No campo das pesquisas acadêmicas, as fases da agenda, da formulação (análise dos textos legais da política) e dos resultados da política (análise dos efeitos e impactos que a política tem sobre a qualidade da educação) são foco de muitos estudos, enquanto pesquisas sobre a fase da implementação ainda são incipientes nas diversas áreas do conhecimento (Lotta, 2015), sobretudo no campo educacional (Oliveira, 2019).
Em que pese os poucos estudos realizados sobre a implementação de políticas educacionais, alguns avanços podem ser observados tanto no campo da Ciência Política, com pesquisadores (Lotta et al., 2021) desenvolvendo estudos sobre a implementação da Reforma do Ensino Médio nos estados brasileiros, por exemplo, quanto no campo da Educação, que conta, desde 2014, com uma rede de pesquisadores, denominada Rede de Estudos sobre Implementação de Políticas Públicas Educacionais (REIPPE)1, que desenvolve estudos sobre implementação de políticas educacionais em diversos contextos nacionais.
A lacuna científica sobre a implementação de políticas educacionais é o objeto do presente trabalho, cuja finalidade consistiu em um levantamento da produção acadêmica nos anos de 2018 e 2019 sobre o tema da implementação de políticas educacionais.
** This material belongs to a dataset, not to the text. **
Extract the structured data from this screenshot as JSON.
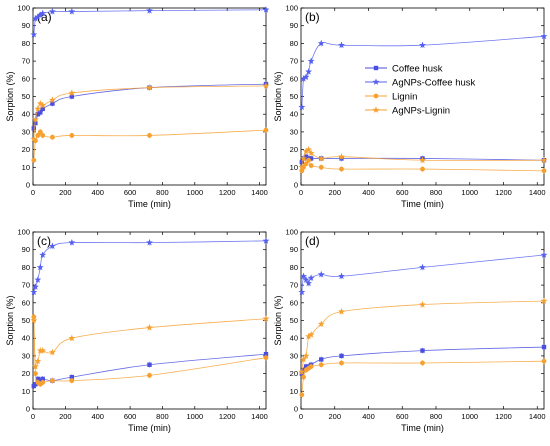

O objetivo principal foi mapear, na produção científica qualificada, a quantidade de estudos sobre a temática e analisar os aportes teóricos utilizados. Para tanto, analisamos os artigos publicados em periódicos classificados como A1 do Qualis da Coordenação de Aperfeiçoamento de Pessoal de Nível Superior (CAPES) e as teses e dissertações publicadas no portal da CAPES no período de referência.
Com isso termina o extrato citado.